In this section, you’ll add nginx on Arm to your existing cluster, completing your multi-architecture Intel/Arm environment for comprehensive performance comparison.
When you apply the arm_nginx.yaml file, it creates two Kubernetes objects:
nginx-arm-deployment that pulls the multi-architecture nginx image from DockerHub, launches a pod on the Arm node, and mounts the shared ConfigMap as /etc/nginx/nginx.confnginx-arm-svc that acts as a load balancer, targeting pods with both app: nginx-multiarch and arch: arm labelsCopy and paste the following commands into a terminal to download and apply the Arm deployment and service:
curl -o arm_nginx.yaml https://raw.githubusercontent.com/geremyCohen/nginxOnAKS/refs/heads/main/arm_nginx.yaml
kubectl apply -f arm_nginx.yaml
You will see output similar to:
deployment.apps/nginx-arm-deployment created
service/nginx-arm-svc created
Take a closer look at the arm_nginx.yaml deployment file and you’ll see settings optimized for the Arm architecture:
The nodeSelector value of kubernetes.io/arch: arm64 ensures that the deployment only runs on Arm nodes, utilizing the arm64 version of the nginx container image.
spec:
nodeSelector:
kubernetes.io/arch: arm64
The service selector uses both app: nginx-multiarch and arch: arm labels to target only Arm pods. This dual-label approach allows for both architecture-specific and multi-architecture service routing.
selector:
app: nginx-multiarch
arch: arm
Get the status of nodes, pods, and services by running:
kubectl get nodes,pods,svc -nnginx
Your output should be similar to the following, showing two nodes, two pods, and two services:
NAME STATUS ROLES AGE VERSION
node/aks-arm-56500727-vmss000000 Ready <none> 59m v1.32.7
node/aks-intel-31372303-vmss000000 Ready <none> 63m v1.32.7
NAME READY STATUS RESTARTS AGE
pod/nginx-arm-deployment-5bf8df95db-wznff 1/1 Running 0 36s
pod/nginx-intel-deployment-78bb8885fd-mw24f 1/1 Running 0 9m21s
NAME TYPE CLUSTER-IP EXTERNAL-IP PORT(S) AGE
service/nginx-arm-svc LoadBalancer 10.0.241.154 48.192.64.197 80:30082/TCP 36s
service/nginx-intel-svc LoadBalancer 10.0.226.250 20.80.128.191 80:30080/TCP 9m22s
You can also verify the shared ConfigMap is available:
kubectl get configmap -nnginx
The output is similar to:
NAME DATA AGE
nginx-config 1 10m
When the pods show Running and the service shows a valid External IP, you’re ready to test the nginx Arm service.

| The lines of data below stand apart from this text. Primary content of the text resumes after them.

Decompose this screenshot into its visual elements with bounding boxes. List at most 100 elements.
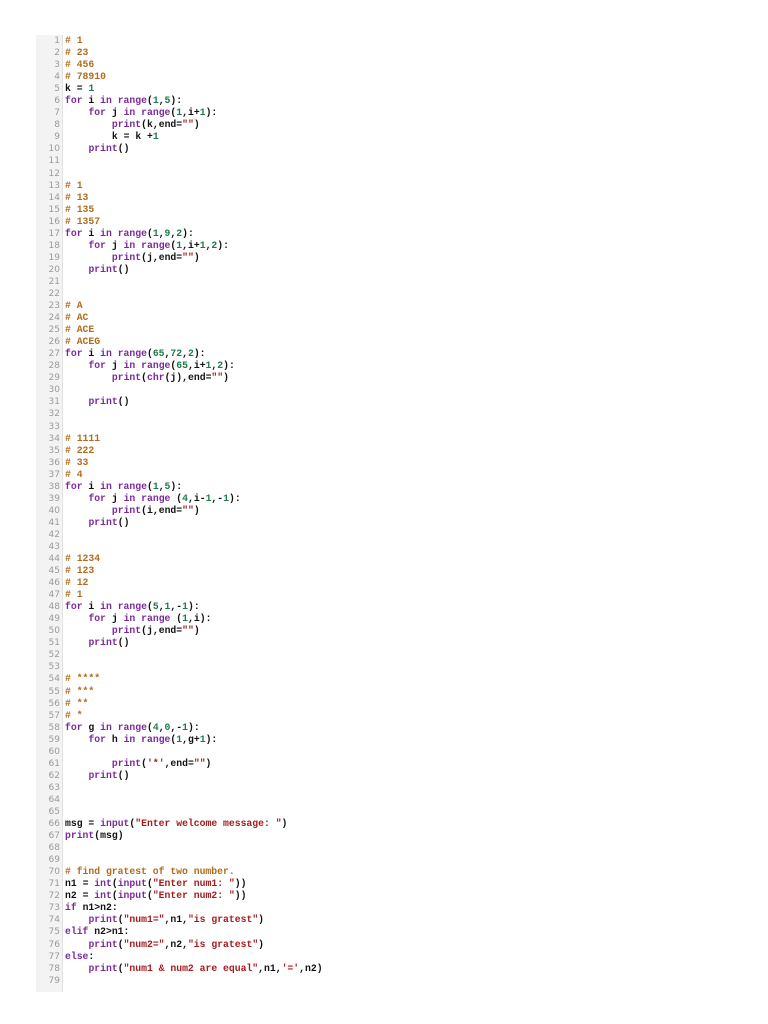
- code-line[interactable]: 40 print(i,end=""): [36, 505, 736, 517]
- code-line[interactable]: 46 # 12: [36, 577, 736, 589]
- code-line[interactable]: 24 # AC: [36, 312, 736, 324]
- line-number: 23: [48, 301, 60, 312]
- line-number: 39: [48, 493, 60, 504]
- code-token: n1: [264, 962, 276, 974]
- code-line[interactable]: 5 k = 1: [36, 83, 736, 95]
- code-line[interactable]: 31 print(): [36, 396, 736, 408]
- code-line[interactable]: 71 n1 = int(input("Enter num1: ")): [36, 878, 736, 890]
- code-line[interactable]: 41 print(): [36, 517, 736, 529]
- code-line[interactable]: 42: [36, 529, 736, 541]
- code-line[interactable]: 35 # 222: [36, 445, 736, 457]
- code-line[interactable]: 14 # 13: [36, 192, 736, 204]
- code-line[interactable]: 15 # 135: [36, 204, 736, 216]
- code-line[interactable]: 28 for j in range(65,i+1,2):: [36, 360, 736, 372]
- code-line[interactable]: 7 for j in range(1,i+1):: [36, 107, 736, 119]
- code-line[interactable]: 26 # ACEG: [36, 336, 736, 348]
- code-line[interactable]: 75 elif n2>n1:: [36, 926, 736, 938]
- code-line[interactable]: 63: [36, 782, 736, 794]
- code-line[interactable]: 10 print(): [36, 143, 736, 155]
- code-line[interactable]: 53: [36, 661, 736, 673]
- code-line[interactable]: 32: [36, 408, 736, 420]
- code-line[interactable]: 52: [36, 649, 736, 661]
- code-line[interactable]: 20 print(): [36, 264, 736, 276]
- line-code: n2 = int(input("Enter num2: ")): [65, 890, 246, 902]
- code-line[interactable]: 12: [36, 168, 736, 180]
- code-line[interactable]: 34 # 1111: [36, 433, 736, 445]
- code-line[interactable]: 17 for i in range(1,9,2):: [36, 228, 736, 240]
- code-line[interactable]: 77 else:: [36, 951, 736, 963]
- code-line[interactable]: 25 # ACE: [36, 324, 736, 336]
- code-line[interactable]: 2 # 23: [36, 47, 736, 59]
- code-line[interactable]: 72 n2 = int(input("Enter num2: ")): [36, 890, 736, 902]
- code-line[interactable]: 66 msg = input("Enter welcome message: "): [36, 818, 736, 830]
- keyword-token: in: [100, 601, 112, 613]
- string-token: "num1=": [123, 914, 165, 926]
- code-lines[interactable]: 1 # 1 2 # 23 3 # 456 4 # 78910 5 k = 1 6 for i in r…: [36, 35, 736, 987]
- code-line[interactable]: 38 for i in range(1,5):: [36, 481, 736, 493]
- code-line[interactable]: 16 # 1357: [36, 216, 736, 228]
- code-line[interactable]: 23 # A: [36, 300, 736, 312]
- code-line[interactable]: 73 if n1>n2:: [36, 902, 736, 914]
- code-line[interactable]: 59 for h in range(1,g+1):: [36, 734, 736, 746]
- line-code: for j in range(1,i+1,2):: [65, 240, 229, 252]
- comment-token: # ****: [65, 673, 101, 685]
- code-line[interactable]: 78 print("num1 & num2 are equal",n1,'=',…: [36, 963, 736, 975]
- code-line[interactable]: 11: [36, 155, 736, 167]
- code-line[interactable]: 9 k = k +1: [36, 131, 736, 143]
- code-line[interactable]: 43: [36, 541, 736, 553]
- code-line[interactable]: 60: [36, 746, 736, 758]
- code-line[interactable]: 47 # 1: [36, 589, 736, 601]
- keyword-token: for: [65, 348, 83, 360]
- code-line[interactable]: 79: [36, 975, 736, 987]
- keyword-token: print: [111, 251, 142, 263]
- code-line[interactable]: 74 print("num1=",n1,"is gratest"): [36, 914, 736, 926]
- code-line[interactable]: 51 print(): [36, 637, 736, 649]
- code-line[interactable]: 1 # 1: [36, 35, 736, 47]
- code-line[interactable]: 62 print(): [36, 770, 736, 782]
- code-line[interactable]: 49 for j in range (1,i):: [36, 613, 736, 625]
- code-line[interactable]: 56 # **: [36, 698, 736, 710]
- code-line[interactable]: 61 print('*',end=""): [36, 758, 736, 770]
- string-token: "": [182, 625, 194, 637]
- code-line[interactable]: 30: [36, 384, 736, 396]
- code-line[interactable]: 48 for i in range(5,1,-1):: [36, 601, 736, 613]
- code-line[interactable]: 58 for g in range(4,0,-1):: [36, 722, 736, 734]
- code-line[interactable]: 22: [36, 288, 736, 300]
- code-line[interactable]: 13 # 1: [36, 180, 736, 192]
- string-token: "is gratest": [187, 938, 259, 950]
- code-line[interactable]: 29 print(chr(j),end=""): [36, 372, 736, 384]
- code-editor[interactable]: 1 # 1 2 # 23 3 # 456 4 # 78910 5 k = 1 6 for i in r…: [36, 35, 736, 992]
- keyword-token: input: [117, 878, 147, 890]
- code-line[interactable]: 3 # 456: [36, 59, 736, 71]
- code-line[interactable]: 50 print(j,end=""): [36, 625, 736, 637]
- code-line[interactable]: 69: [36, 854, 736, 866]
- code-line[interactable]: 54 # ****: [36, 673, 736, 685]
- number-token: 72: [170, 348, 183, 360]
- code-line[interactable]: 36 # 33: [36, 457, 736, 469]
- code-line[interactable]: 27 for i in range(65,72,2):: [36, 348, 736, 360]
- code-line[interactable]: 55 # ***: [36, 686, 736, 698]
- code-line[interactable]: 45 # 123: [36, 565, 736, 577]
- line-code: print(j,end=""): [65, 625, 200, 637]
- code-line[interactable]: 76 print("num2=",n2,"is gratest"): [36, 939, 736, 951]
- code-line[interactable]: 21: [36, 276, 736, 288]
- code-line[interactable]: 67 print(msg): [36, 830, 736, 842]
- code-line[interactable]: 4 # 78910: [36, 71, 736, 83]
- code-line[interactable]: 57 # *: [36, 710, 736, 722]
- code-line[interactable]: 18 for j in range(1,i+1,2):: [36, 240, 736, 252]
- line-number: 47: [48, 590, 60, 601]
- code-line[interactable]: 65: [36, 806, 736, 818]
- code-line[interactable]: 39 for j in range (4,i-1,-1):: [36, 493, 736, 505]
- code-line[interactable]: 68: [36, 842, 736, 854]
- code-line[interactable]: 8 print(k,end=""): [36, 119, 736, 131]
- code-line[interactable]: 6 for i in range(1,5):: [36, 95, 736, 107]
- code-line[interactable]: 33: [36, 421, 736, 433]
- keyword-token: for: [88, 492, 106, 504]
- code-line[interactable]: 44 # 1234: [36, 553, 736, 565]
- code-line[interactable]: 37 # 4: [36, 469, 736, 481]
- code-line[interactable]: 64: [36, 794, 736, 806]
- line-number: 73: [48, 903, 60, 914]
- code-line[interactable]: 19 print(j,end=""): [36, 252, 736, 264]
- code-line[interactable]: 70 # find gratest of two number.: [36, 866, 736, 878]
- line-code: print(chr(j),end=""): [65, 372, 229, 384]
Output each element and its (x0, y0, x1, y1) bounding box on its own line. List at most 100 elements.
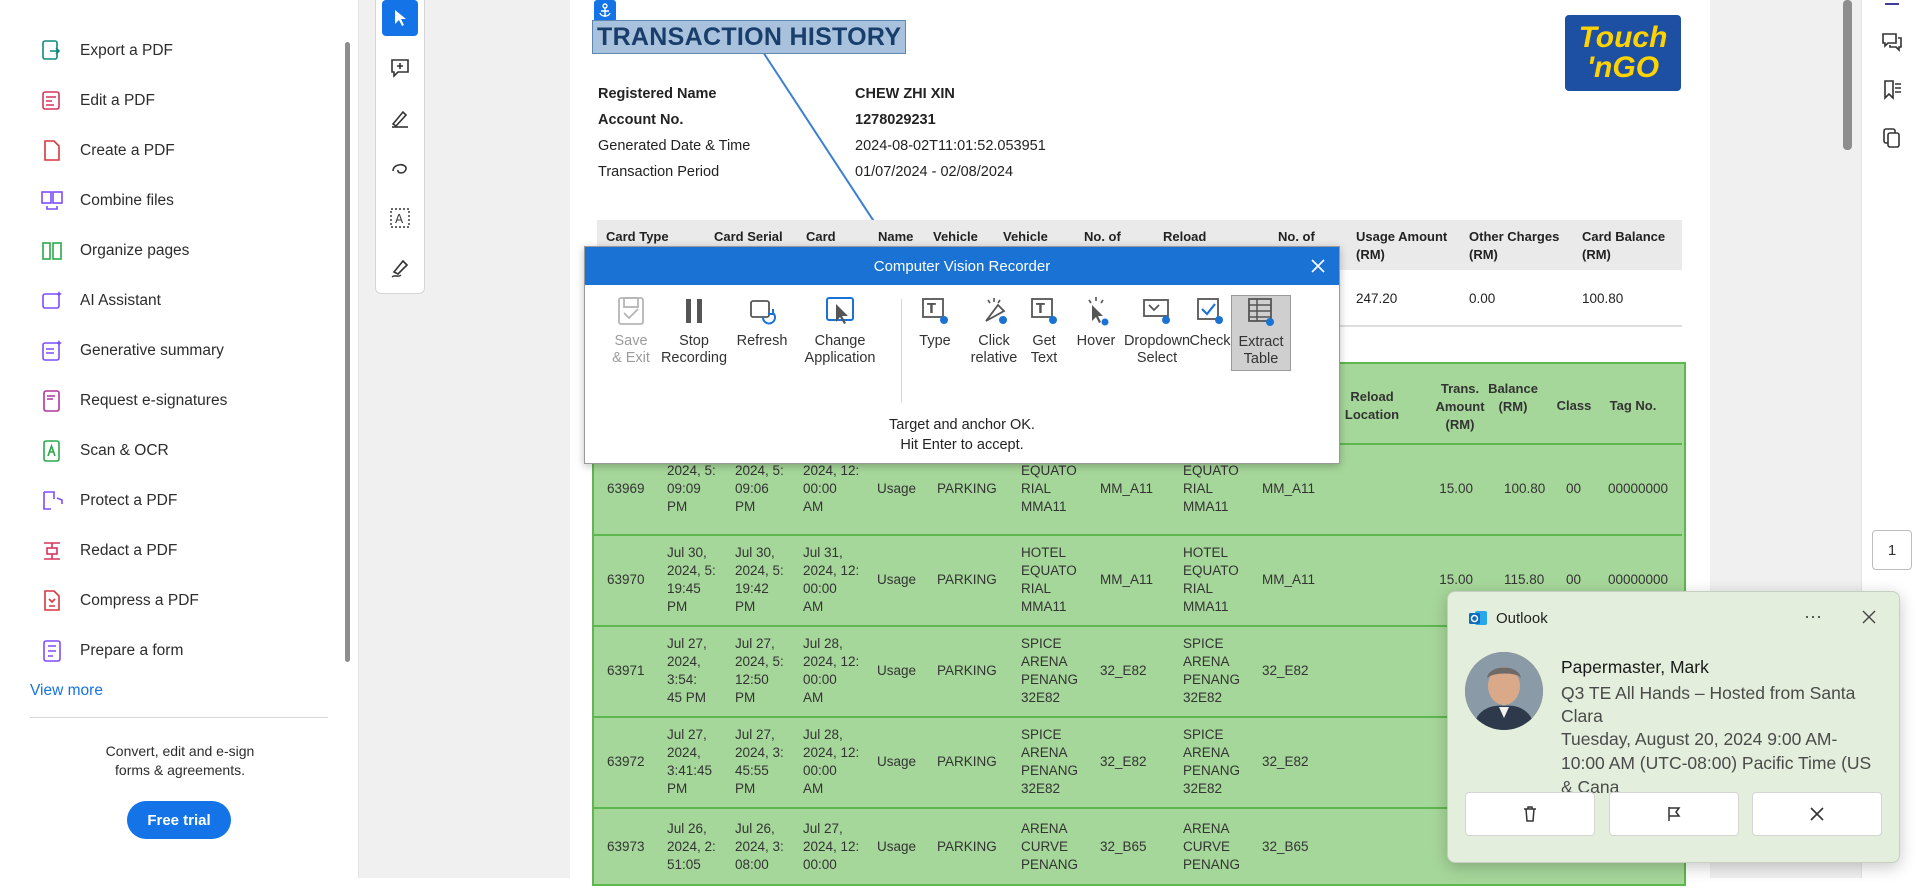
toast-close-button[interactable] (1858, 606, 1880, 628)
table-cell-d1: Jul 27, 2024, 3:54: 45 PM (667, 635, 707, 705)
table-cell-code: 32_E82 (1100, 662, 1147, 678)
click-relative-icon (978, 295, 1010, 327)
document-title[interactable]: TRANSACTION HISTORY (592, 20, 907, 54)
rail-top-button[interactable] (1878, 0, 1906, 14)
recorder-button-label: Change Application (804, 333, 876, 366)
table-cell-no: 63970 (607, 571, 645, 587)
table-cell-loc2: EQUATO RIAL MMA11 (1183, 462, 1239, 514)
table-cell-loc: SPICE ARENA PENANG 32E82 (1021, 726, 1079, 796)
table-cell-code2: 32_E82 (1262, 753, 1309, 769)
outlook-notification[interactable]: Outlook ··· Papermaster, Mark Q3 TE All … (1447, 591, 1900, 863)
hover-icon (1080, 295, 1112, 327)
table-cell-code2: 32_E82 (1262, 662, 1309, 678)
toast-more-button[interactable]: ··· (1804, 606, 1822, 627)
table-cell-loc: HOTEL EQUATO RIAL MMA11 (1021, 544, 1077, 614)
table-cell-d2: Jul 26, 2024, 3: 08:00 (735, 821, 784, 872)
table-cell-bal: 115.80 (1504, 571, 1545, 587)
outlook-icon (1469, 611, 1487, 625)
document-scrollbar[interactable] (1843, 0, 1852, 150)
rail-top-icon (1885, 3, 1899, 5)
table-header-cell: Tag No. (1609, 398, 1657, 413)
recorder-button-label: Stop Recording (660, 333, 728, 366)
refresh-button[interactable]: Refresh (732, 295, 792, 369)
recorder-button-label: Refresh (736, 333, 788, 349)
table-cell-loc: ARENA CURVE PENANG (1021, 821, 1079, 872)
table-cell-cat: PARKING (937, 662, 997, 678)
info-label: Transaction Period (598, 164, 720, 180)
logo-text-2: 'nGO (1586, 51, 1660, 84)
table-cell-d1: Jul 26, 2024, 2: 51:05 (667, 821, 716, 872)
table-cell-type: Usage (877, 662, 917, 678)
table-cell-no: 63971 (607, 662, 645, 678)
recorder-close-button[interactable] (1307, 255, 1329, 277)
table-cell-code2: MM_A11 (1262, 480, 1316, 496)
save-exit-button: Save & Exit (605, 295, 657, 369)
recorder-button-label: Hover (1076, 333, 1116, 349)
get-text-icon: T (1028, 295, 1060, 327)
table-cell-code2: 32_B65 (1262, 839, 1309, 854)
toast-app-name: Outlook (1496, 609, 1548, 627)
toast-delete-button[interactable] (1465, 792, 1595, 836)
type-icon: T (919, 295, 951, 327)
toast-dismiss-button[interactable] (1752, 792, 1882, 836)
table-cell-no: 63969 (607, 480, 645, 496)
table-cell-no: 63972 (607, 753, 645, 769)
table-cell-d3: Jul 31, 2024, 12: 00:00 AM (803, 544, 860, 614)
table-cell-d2: Jul 30, 2024, 5: 19:42 PM (735, 544, 784, 614)
toast-app-header: Outlook (1468, 608, 1548, 628)
table-cell-loc: SPICE ARENA PENANG 32E82 (1021, 635, 1079, 705)
table-cell-cat: PARKING (937, 571, 997, 587)
table-cell-code: MM_A11 (1100, 571, 1154, 587)
check-button[interactable]: Check (1183, 295, 1237, 369)
flag-icon (1668, 807, 1681, 821)
table-header-cell: Class (1556, 398, 1592, 413)
comments-button[interactable] (1878, 28, 1906, 56)
table-cell-amt: 15.00 (1439, 571, 1473, 587)
table-cell-d3: Jul 28, 2024, 12: 00:00 AM (803, 726, 860, 796)
recorder-titlebar[interactable]: Computer Vision Recorder (585, 247, 1339, 285)
recorder-button-label: Save & Exit (612, 333, 650, 366)
stop-recording-button[interactable]: Stop Recording (658, 295, 730, 369)
pages-button[interactable] (1878, 124, 1906, 152)
recorder-status: Target and anchor OK. Hit Enter to accep… (585, 415, 1339, 455)
table-cell-d2: 2024, 5: 09:06 PM (735, 462, 784, 514)
table-cell-tag: 00000000 (1608, 571, 1669, 587)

Run the following command to make an HTTP request to the Arm nginx service using the script you created earlier:
./nginx_util.sh curl arm
The response includes both the HTTP data and details about which pod handled the request:
Using service endpoint 48.192.64.197 for curl on arm service
Response:
{
"message": "nginx response",
"timestamp": "2025-10-24T22:04:59+00:00",
"server": "nginx-arm-deployment-5bf8df95db-wznff",
"request_uri": "/"
}
Served by: nginx-arm-deployment-5bf8df95db-wznff
If you see similar output, you have successfully added Arm nodes to your cluster running nginx.
Now you can test both architectures and compare their responses:
./nginx_util.sh curl intel
./nginx_util.sh curl arm
Each command routes to its respective architecture-specific service, allowing you to compare performance and verify that your multi-architecture cluster is working correctly.